I'm sorry to hear how badly you're feeling, @Complex Lulu.

I've been feeling like this lately, too. It helps me to remember that there's a difference between wanting the flashbacks and the sadness and the pain and fear to stop, vs. wanting to die. I hear you saying that you're exhausted, and that's completely understandable. Do you think it's possible that you don't want to end your own life - you want relief from your suffering. And right. now, death might seem like the only thing that will give you relief - but death isn't relief. It's just a stopping, there's no relief that comes along with that.
I want to die even if I'm not in the flashback. Once I'm im in a flashback that feeling just gets much stronger. I'm incapable of feeling any pleasure fpr past 8 years... even with 2 year long therapy. The only moment I feel anything it's pain and fear that's why I think it's so hard to want to keep on going.
 
I want to die even if I'm not in the flashback. Once I'm im in a flashback that feeling just gets much stronger. I'm incapable of feeling any pleasure fpr past 8 years... even with 2 year long therapy. The only moment I feel anything it's pain and fear that's why I think it's so hard to want to keep on going.
I understand this feeling a lot! I was suicidal every single day for 2 decades. I've been in therapy for over a decade (11 and a half years) and only recently (past few years) did that go away or reduce a great deal. I may get suicidal when in a bad spell but was suicidal for so long, all the time, every day. Was hell! I also couldn't feel any real positive emotions. It was terror and dread most of the time.

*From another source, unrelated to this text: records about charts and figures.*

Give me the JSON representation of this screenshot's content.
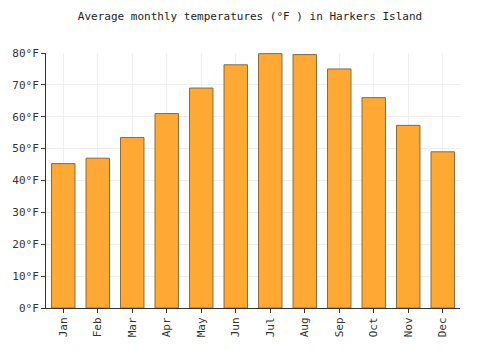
{
  "chart_data": {
    "type": "bar",
    "title": "Average monthly temperatures (°F ) in Harkers Island",
    "categories": [
      "Jan",
      "Feb",
      "Mar",
      "Apr",
      "May",
      "Jun",
      "Jul",
      "Aug",
      "Sep",
      "Oct",
      "Nov",
      "Dec"
    ],
    "values": [
      45.3,
      47,
      53.5,
      61,
      69,
      76.3,
      79.8,
      79.5,
      75,
      66,
      57.3,
      49
    ],
    "color": "#ffa834",
    "ylim": [
      0,
      80
    ],
    "yticks": [
      {
        "value": 0,
        "label": "0°F"
      },
      {
        "value": 10,
        "label": "10°F"
      },
      {
        "value": 20,
        "label": "20°F"
      },
      {
        "value": 30,
        "label": "30°F"
      },
      {
        "value": 40,
        "label": "40°F"
      },
      {
        "value": 50,
        "label": "50°F"
      },
      {
        "value": 60,
        "label": "60°F"
      },
      {
        "value": 70,
        "label": "70°F"
      },
      {
        "value": 80,
        "label": "80°F"
      }
    ],
    "grid": true
  }
}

I say that to say to keep pushing and actively working therapy as it is helping even when you don't think it is. Every tiny step forward, no matter how small, counts. Someone once said to me that when you go into a Forrest, at some point are you half in or half out? There is another side. It doesn't feel like there is and it doesn't feel like you can get to it but there is and you can.

Not saying it will take you that long either. It won't take most that long. Just saying that I totally get the thing of no positive emotion for 8 years. Keep taking those small micro steps forward. They all matter and add up to big steps!
 
Yesterday night was one of the worst I've had so far. Can't fully explain what has happened. I couldn't sleep and was thinking of killing myself. I'm so exausted. When I made up my mind to do it all of a sudden it felt like someone slammed me in the head with a hammer. Felt really dysregulated and disoriented. I had huge complex ptsd episode in which i just howled crying and being absolutely terrified thst there's a man in my house in my kitchen, holding a knife.... Furious... Out to get anyone who's in his way. I know there was no one there, but in my head it was like "he's about to open the door and hurt you". I run into my bf room hyperventilating like mad. I calmed down after another 30min or so.

And here I am again, very suicidal. I just want to end it. I'm so exhausted. So confused as to what is my brain doing to me. Did anyone dealt with similar problem?
That was so horrible. So scary. So sorry that happened. Hope you are feeling a little better now.